I spend my last hours in Hong Kong, like many travelers, roaming the vast concourses of Hong Kong International Airport, buying gifts for people back home and marveling at the sheer scale of Terminal 1, one of the world’s largest passenger terminals. There’s plenty of art here too, mostly sculptural and travel-themed, from Monica Tai On-yau’s Little Explorer to Raymond Fung Wing-kee’s Letters from Afar, though it’s as spread out as everything else. There’s even an annual HKIA Arts and Culture Festival, which I’ve just missed. And, of course, there’s Louis Vuitton, Prada, Loro Piana, Valentino, Balenciaga and more, in case you feel like squeezing in one last shopping spree.

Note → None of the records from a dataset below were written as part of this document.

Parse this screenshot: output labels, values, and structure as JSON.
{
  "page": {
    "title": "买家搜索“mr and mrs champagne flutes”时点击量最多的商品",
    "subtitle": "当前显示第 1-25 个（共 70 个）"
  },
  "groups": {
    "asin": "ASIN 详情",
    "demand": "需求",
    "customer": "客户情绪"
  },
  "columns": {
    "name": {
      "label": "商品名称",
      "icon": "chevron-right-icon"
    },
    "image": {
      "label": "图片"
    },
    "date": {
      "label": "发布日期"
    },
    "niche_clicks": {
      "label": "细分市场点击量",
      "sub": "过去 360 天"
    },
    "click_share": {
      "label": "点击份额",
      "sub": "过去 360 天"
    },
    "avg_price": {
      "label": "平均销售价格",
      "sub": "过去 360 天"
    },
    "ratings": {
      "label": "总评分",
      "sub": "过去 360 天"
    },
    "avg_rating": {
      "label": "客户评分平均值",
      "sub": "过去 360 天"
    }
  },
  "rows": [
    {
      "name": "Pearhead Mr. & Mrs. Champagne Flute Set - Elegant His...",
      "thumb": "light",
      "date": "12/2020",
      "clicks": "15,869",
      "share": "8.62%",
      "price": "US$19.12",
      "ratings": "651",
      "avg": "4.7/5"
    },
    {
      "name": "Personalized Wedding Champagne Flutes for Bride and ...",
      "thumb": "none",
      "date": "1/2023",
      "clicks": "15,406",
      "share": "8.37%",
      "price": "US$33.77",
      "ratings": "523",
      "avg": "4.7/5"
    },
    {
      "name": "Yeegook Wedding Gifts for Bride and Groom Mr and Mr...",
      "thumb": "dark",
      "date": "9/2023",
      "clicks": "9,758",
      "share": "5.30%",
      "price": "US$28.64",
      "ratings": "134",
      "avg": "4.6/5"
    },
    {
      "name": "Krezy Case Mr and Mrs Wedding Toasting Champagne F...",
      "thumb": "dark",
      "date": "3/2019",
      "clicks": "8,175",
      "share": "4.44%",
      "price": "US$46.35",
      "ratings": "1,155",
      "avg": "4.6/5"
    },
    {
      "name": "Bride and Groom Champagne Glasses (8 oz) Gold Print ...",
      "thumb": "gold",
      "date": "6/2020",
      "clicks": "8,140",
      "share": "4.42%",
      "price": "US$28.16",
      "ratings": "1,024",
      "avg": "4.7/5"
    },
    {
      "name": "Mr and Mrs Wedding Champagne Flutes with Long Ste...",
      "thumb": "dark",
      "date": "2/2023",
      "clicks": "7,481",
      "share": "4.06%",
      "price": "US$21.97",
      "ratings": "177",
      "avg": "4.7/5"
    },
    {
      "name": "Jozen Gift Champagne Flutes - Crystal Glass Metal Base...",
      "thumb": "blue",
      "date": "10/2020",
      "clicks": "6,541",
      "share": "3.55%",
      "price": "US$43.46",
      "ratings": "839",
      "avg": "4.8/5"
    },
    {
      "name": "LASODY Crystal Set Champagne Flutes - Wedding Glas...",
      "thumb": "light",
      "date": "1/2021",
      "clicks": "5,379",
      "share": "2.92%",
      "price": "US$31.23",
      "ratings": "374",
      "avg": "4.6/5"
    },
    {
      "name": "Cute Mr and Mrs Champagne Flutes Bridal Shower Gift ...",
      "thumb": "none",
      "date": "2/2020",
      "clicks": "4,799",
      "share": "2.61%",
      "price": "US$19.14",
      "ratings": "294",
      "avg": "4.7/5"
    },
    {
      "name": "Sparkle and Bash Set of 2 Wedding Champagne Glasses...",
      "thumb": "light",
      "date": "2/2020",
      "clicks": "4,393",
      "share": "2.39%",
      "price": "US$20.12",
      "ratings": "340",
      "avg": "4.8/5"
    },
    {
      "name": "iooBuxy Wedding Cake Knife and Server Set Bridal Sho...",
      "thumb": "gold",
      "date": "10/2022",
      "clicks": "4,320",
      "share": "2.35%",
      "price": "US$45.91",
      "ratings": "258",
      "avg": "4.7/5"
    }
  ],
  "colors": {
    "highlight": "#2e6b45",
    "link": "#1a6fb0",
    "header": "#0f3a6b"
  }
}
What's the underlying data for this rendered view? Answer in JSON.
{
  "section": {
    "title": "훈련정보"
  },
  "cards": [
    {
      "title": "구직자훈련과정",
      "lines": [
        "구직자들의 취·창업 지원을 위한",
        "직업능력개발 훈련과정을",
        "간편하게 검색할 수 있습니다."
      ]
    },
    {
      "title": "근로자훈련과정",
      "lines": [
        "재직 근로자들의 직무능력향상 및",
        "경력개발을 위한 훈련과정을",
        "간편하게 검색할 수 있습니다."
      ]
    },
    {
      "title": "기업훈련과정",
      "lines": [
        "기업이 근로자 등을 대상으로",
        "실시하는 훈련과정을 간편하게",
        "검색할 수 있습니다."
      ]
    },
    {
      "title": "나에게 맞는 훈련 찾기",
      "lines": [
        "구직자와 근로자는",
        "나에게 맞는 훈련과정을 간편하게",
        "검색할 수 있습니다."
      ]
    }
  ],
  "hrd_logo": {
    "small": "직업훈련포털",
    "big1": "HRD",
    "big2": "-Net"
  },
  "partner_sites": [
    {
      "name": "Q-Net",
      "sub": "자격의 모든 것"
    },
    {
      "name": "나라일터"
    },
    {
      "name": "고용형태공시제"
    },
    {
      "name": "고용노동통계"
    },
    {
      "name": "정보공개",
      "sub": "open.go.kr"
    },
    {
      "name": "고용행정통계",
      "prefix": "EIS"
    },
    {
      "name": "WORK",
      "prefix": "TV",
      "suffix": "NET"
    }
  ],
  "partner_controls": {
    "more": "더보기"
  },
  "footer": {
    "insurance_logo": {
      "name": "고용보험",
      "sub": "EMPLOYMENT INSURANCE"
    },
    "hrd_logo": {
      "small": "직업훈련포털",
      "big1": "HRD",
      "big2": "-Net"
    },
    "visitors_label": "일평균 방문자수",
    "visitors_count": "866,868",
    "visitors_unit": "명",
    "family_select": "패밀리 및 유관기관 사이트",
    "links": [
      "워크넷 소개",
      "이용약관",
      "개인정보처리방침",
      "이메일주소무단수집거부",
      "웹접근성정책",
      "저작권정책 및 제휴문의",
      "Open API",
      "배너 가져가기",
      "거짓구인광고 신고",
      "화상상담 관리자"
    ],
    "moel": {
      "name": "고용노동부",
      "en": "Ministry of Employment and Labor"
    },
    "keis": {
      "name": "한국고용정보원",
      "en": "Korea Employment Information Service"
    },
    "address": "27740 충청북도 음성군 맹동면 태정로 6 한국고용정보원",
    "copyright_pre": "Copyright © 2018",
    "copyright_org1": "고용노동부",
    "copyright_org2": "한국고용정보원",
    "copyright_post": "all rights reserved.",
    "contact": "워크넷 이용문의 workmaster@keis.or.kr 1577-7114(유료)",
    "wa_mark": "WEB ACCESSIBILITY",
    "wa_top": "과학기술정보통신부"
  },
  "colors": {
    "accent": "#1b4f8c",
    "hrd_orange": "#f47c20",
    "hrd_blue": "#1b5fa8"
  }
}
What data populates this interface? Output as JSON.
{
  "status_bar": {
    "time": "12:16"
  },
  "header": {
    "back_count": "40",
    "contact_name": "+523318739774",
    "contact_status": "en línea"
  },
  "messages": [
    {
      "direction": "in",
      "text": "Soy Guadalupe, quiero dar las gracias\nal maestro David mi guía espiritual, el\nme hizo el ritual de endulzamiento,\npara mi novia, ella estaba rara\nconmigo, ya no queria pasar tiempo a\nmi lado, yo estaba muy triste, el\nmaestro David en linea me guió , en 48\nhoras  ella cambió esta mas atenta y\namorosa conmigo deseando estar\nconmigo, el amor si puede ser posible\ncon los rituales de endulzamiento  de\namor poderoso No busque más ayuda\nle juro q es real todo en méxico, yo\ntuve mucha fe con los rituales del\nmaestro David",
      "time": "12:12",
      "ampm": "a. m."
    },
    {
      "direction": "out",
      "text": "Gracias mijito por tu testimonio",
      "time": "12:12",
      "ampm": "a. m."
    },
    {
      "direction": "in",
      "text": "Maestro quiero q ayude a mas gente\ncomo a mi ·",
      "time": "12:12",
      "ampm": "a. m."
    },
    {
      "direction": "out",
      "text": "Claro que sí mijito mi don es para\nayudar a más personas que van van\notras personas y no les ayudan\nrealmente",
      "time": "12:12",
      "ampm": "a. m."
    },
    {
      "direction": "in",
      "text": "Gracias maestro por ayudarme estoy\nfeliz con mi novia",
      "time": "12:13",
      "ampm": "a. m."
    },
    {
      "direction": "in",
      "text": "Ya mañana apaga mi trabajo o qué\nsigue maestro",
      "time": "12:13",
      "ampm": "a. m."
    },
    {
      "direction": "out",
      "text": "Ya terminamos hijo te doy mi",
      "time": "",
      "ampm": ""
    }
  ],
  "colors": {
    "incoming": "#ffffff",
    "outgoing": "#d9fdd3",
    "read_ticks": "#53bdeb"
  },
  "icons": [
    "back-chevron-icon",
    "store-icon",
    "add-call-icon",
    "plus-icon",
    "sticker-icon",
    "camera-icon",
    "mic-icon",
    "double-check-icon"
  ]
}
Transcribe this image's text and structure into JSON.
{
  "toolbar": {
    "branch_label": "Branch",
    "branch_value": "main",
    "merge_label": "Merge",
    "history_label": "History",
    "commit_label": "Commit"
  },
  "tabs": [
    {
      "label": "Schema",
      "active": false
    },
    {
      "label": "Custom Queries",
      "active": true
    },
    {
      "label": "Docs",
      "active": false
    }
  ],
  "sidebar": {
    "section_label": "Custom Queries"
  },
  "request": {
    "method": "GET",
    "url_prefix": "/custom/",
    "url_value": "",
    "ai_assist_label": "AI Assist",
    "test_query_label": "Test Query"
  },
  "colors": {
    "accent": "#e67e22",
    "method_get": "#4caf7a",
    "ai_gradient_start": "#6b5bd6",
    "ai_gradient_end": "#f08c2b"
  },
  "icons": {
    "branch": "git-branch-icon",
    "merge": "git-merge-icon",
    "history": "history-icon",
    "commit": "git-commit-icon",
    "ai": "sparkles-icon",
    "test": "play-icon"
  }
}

When hunger hits, I head down to The Pier, First, one of Cathay Pacific’s lounges, and find an airport oasis. There’s a full-service bar, massages, beautifully appointed showers, private workspaces, day suites for napping and aside from the central common area and snack pantry, it gives strong luxury-hotel energy. In the restaurant, I eat one of the most glorious things I’ve ever tasted: Cathay Pacific executive chef Adrian Upward’s Dan Dan Mein (I found the recipe!), paired with a perfectly sized black tea cocktail.


Still waiting on a gate assignment, I gather my things and backtrack to The Bridge, another Cathay lounge, for a change of scenery. It’s busier than The Pier, but the energy is lively and the Korean dishes on offer that day are solid. I take a latte to a cozy corner and sink into a deep, bowl-like armchair, where I admire the barista’s flawless unicorn latte art and lose myself in the low hum of other people’s conversations. My mind starts wandering and I think back to earlier in the day and my slow walk along the Avenue of Stars with hundreds of others, enjoying the sunshine and photographing the daytime skyline across a glittering Victoria Harbour. On a trip where nearly every minute was spoken for, it was a chance to pause and simply sit with the city. During Tai Chi that morning, a woman from Singapore told me the last time she’d visited Hong Kong was more than 20 years ago. I asked if it had changed much. “No,” she said, “some buildings are taller, but it’s not that different.” Sitting by the water, I think to myself that I don’t want to wait two decades to come back. But if that’s how life unfolds, I hope not much will have changed.